Ocean carriers could be on course to make a profit of $100 billion this year.
And Drewry says their medium-term profitability is virtually assured, due to a paucity of supply.
Even with the flood of orders for newbuild containerships stemmed for delivery in 2023 likely to break all-time records for an injection of liner capacity – and potentially tip the supply-demand scales back in favour of shippers – carrier profits in the interim will see them “set up for years to come” says the maritime consultant.
Drewry’s latest quarterly Container Forecaster report includes huge upgrades for freight rates and carrier profits against a background of operational disruptions to the supply chain.
It has significantly upgraded its average freight rate forecast and full-year industry profitability and thinks the market is “facing medium-term (or extended) under-supply”.
“Given the substantially higher freight rate forecast for this year, Drewry has made a major upgrade to our full-year 2021 industry ebit outlook. We are now forecasting industry ebit of approximately $80bn for this year – up from our previous estimate of $35bn,” said senior manager – container research and author of the report Simon Heaney.
“If freight rates surpass expectations in the remainder of the year, we would not be surprised to see an annual profit line in the region of $100bn,” he added.
“We are now getting accustomed to seeing triple-digit annual growth for spot rates on most lanes. That these instances are no longer shocking is further proof, if needed, that the market truly is crazy right now.”
Noting that supply chain disruption, such as the Suez Canal blockage by Evergreen’s Ever Given, and the Yantian port restrictions had become “the key drivers of freight rates” Drewry said that the main difference from its report of three months ago was that “some of the numbers are much bigger”.
Drewry said it expected carrier ebit to drop by just over a third next year, due to softer freight rates and rising costs such as more expensive long-term charter fixtures, but this could still result in an industry profit approaching $70bn – “another astonishing performance by historical standards”, it said.
The report says volumes are expected to continue to rise through the third quarter and peak season, and Drewry has now revised its annual growth forecast up from 8.7% in March to approximately 10%.
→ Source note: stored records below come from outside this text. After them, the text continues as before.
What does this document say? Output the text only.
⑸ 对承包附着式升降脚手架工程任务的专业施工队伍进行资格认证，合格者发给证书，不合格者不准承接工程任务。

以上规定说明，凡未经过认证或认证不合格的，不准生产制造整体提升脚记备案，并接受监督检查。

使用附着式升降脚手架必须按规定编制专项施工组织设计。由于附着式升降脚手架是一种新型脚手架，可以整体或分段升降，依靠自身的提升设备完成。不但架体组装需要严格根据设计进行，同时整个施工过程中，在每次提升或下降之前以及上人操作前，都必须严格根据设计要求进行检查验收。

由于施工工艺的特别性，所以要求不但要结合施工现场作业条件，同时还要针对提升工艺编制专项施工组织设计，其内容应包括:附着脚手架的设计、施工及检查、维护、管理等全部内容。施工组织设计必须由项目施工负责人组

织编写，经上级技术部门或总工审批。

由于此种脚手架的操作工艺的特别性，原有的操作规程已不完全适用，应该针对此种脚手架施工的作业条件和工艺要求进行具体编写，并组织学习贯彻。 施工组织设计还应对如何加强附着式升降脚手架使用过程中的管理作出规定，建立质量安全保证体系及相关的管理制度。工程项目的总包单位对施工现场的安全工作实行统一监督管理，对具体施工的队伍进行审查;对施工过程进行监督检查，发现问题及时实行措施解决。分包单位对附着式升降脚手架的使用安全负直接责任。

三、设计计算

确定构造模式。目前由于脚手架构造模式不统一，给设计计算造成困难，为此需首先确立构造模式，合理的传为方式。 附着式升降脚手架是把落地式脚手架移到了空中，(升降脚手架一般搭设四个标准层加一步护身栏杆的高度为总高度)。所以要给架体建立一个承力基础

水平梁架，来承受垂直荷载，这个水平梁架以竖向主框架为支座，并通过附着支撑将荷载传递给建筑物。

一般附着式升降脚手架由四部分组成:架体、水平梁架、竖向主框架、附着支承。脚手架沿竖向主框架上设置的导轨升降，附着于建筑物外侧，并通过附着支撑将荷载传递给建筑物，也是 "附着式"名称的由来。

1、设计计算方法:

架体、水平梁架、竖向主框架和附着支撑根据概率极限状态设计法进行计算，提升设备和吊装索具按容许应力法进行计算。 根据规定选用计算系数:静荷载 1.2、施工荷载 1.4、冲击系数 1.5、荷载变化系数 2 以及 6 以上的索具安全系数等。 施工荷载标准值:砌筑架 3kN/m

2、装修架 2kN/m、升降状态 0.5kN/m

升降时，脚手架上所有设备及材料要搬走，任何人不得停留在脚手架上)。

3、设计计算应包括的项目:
And on the other side of the supply-demand coin, it expects capacity growth of 4.2% this year, up from 3.7% previously, and just 2.8% in 2022, with the main supply adjustments not due until 2023 and 2024 as the newbuilds are received by carriers.
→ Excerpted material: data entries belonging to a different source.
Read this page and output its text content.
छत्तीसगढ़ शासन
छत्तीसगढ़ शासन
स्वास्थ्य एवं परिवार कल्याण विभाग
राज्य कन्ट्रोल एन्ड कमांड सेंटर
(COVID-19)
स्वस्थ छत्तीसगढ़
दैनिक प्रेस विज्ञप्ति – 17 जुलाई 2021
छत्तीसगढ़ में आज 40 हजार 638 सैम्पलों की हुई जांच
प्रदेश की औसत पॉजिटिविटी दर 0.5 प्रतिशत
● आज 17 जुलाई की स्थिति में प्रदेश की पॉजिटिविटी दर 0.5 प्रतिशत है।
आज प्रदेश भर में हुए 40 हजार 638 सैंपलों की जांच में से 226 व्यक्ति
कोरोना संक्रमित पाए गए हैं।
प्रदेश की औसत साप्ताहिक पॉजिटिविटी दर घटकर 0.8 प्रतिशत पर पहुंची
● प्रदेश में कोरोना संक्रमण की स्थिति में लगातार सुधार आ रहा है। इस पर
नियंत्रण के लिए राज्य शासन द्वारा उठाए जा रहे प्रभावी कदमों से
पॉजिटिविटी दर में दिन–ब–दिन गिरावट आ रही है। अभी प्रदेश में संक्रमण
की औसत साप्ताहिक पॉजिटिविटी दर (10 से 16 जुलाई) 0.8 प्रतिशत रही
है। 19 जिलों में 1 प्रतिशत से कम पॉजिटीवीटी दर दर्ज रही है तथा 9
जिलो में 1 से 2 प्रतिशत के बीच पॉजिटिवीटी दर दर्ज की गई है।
Drewry said it estimated that some 16% of cellular capacity will have been lost this year as a direct consequence of lower port productivity, compared with an 11% reduction in 2020.
Summarising the key factors required to “fix the supply chain and get containers flowing as they should”, Drewry said port productivity needed to improve and liner services needed to be “more reliable and predictable”, the two “going hand in hand”.
It also suggested there needed to be “a slowdown in Asia-to-US demand to promote more equal distribution of capacity and equipment”.
“Shipping lines alone do not have the power to fix things, but the industry at large somehow needs to find a way to break the vicious circle,” said Drewry.